Belgorod, affecté par des bombardements, ressent le dédain de Moscou.

A Odessa, les engagements illégaux tensionnent la société.

L’Union européenne restreint le libre accès aux produits agricoles ukrainiens.

La Russie intensifie les offensives sur les installations énergétiques d’Ukraine.

Marie Mendras: « Penser à une adhésion générale des Russes à Poutine est une erreur ».

Quel est l’impact des guerres sur le climat?

Nos réponses à vos questions les plus courantes.

Comment Moscou et Kiev mettent-ils en œuvre des drones?

Depuis de nombreux mois, la bataille des drones entre la Russie et l’Ukraine a atteint un niveau sans précédent. Selon un rapport rendu public en mai 2023 par un groupe de réflexion britannique spécialisée en défense, les Ukrainiens perdaient environ 10 000 drones par mois sur le champ de bataille, soit plus de 300 par jour. A titre de comparaison, l’armée française a un peu plus de 3 000 drones dans ses arsenaux.

Ukrainiens et Russes utilisent principalement de petits AUV (unmanned aerial vehicle, en anglais) de source civile, abordables et disponibles en grande quantité. Ils sont utilisés pour surveiller le champ de bataille et guider les troupes ou les tirs d’artillerie; certains sont également modifiés pour transporter de petites charges explosives, qui sont larguées sur des tranchées ou des véhicules blindés.

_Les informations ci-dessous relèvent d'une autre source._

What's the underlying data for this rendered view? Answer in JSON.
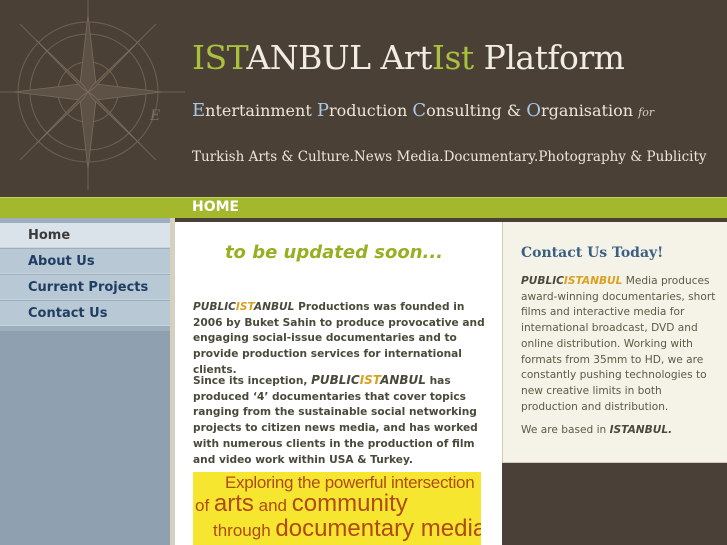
{
  "header": {
    "title_parts": [
      "IST",
      "ANBUL Art",
      "Ist",
      " Platform"
    ],
    "subtitle_parts": [
      "E",
      "ntertainment ",
      "P",
      "roduction ",
      "C",
      "onsulting & ",
      "O",
      "rganisation ",
      "for"
    ],
    "tagline": "Turkish Arts & Culture.News Media.Documentary.Photography & Publicity"
  },
  "page_label": "HOME",
  "nav": {
    "items": [
      {
        "label": "Home"
      },
      {
        "label": "About Us"
      },
      {
        "label": "Current Projects"
      },
      {
        "label": "Contact Us"
      }
    ]
  },
  "main": {
    "notice": "to be updated soon...",
    "para1": {
      "brand_a": "PUBLIC",
      "brand_b": "IST",
      "brand_c": "ANBUL",
      "text": " Productions was founded in 2006 by Buket Sahin to produce provocative and engaging social-issue documentaries and to provide production services for international clients."
    },
    "para2": {
      "pre": "Since its inception, ",
      "brand_a": "PUBLIC",
      "brand_b": "IST",
      "brand_c": "ANBUL",
      "text": "  has produced ‘4’ documentaries that cover topics ranging from the sustainable social networking projects to citizen news media, and has worked with numerous clients in the production of film and video work within USA & Turkey."
    },
    "banner": {
      "line1": "Exploring the powerful intersection",
      "line2_a": "of ",
      "line2_b": "arts",
      "line2_c": " and ",
      "line2_d": "community",
      "line3_a": "through ",
      "line3_b": "documentary media."
    }
  },
  "contact": {
    "heading": "Contact Us Today!",
    "brand_a": "PUBLIC",
    "brand_b": "ISTANBUL",
    "body": " Media produces award-winning documentaries, short films and interactive media for international broadcast, DVD and online distribution. Working with formats from 35mm to HD, we are constantly pushing technologies to new creative limits in both production and distribution.",
    "based_pre": "We are based in ",
    "based_city": "ISTANBUL."
  },
  "colors": {
    "header_bg": "#4b4036",
    "accent_green": "#a3b82c",
    "sidebar_blue": "#9dafbd",
    "brand_orange": "#d9a022",
    "link_blue": "#1f3e63"
  }
}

Bien que moins répandus, les drones-kamikazes ont également une signification cruciale. Ces véhicules aériens sans pilote (UAV) portant une charge explosive sont déployés par-dessus les lignes de front sans mission prédéfinie. Moscou emploie le Lancet-3 russe, ainsi que l’Iranien Shahed-136. En l’absence de flotte de guerre décente, l’Ukraine provoque son ennemi en utilisant des navires sans équipage, consistant en de petits kayaks télécommandés et remplis d’explosifs (450 kilos de TNT).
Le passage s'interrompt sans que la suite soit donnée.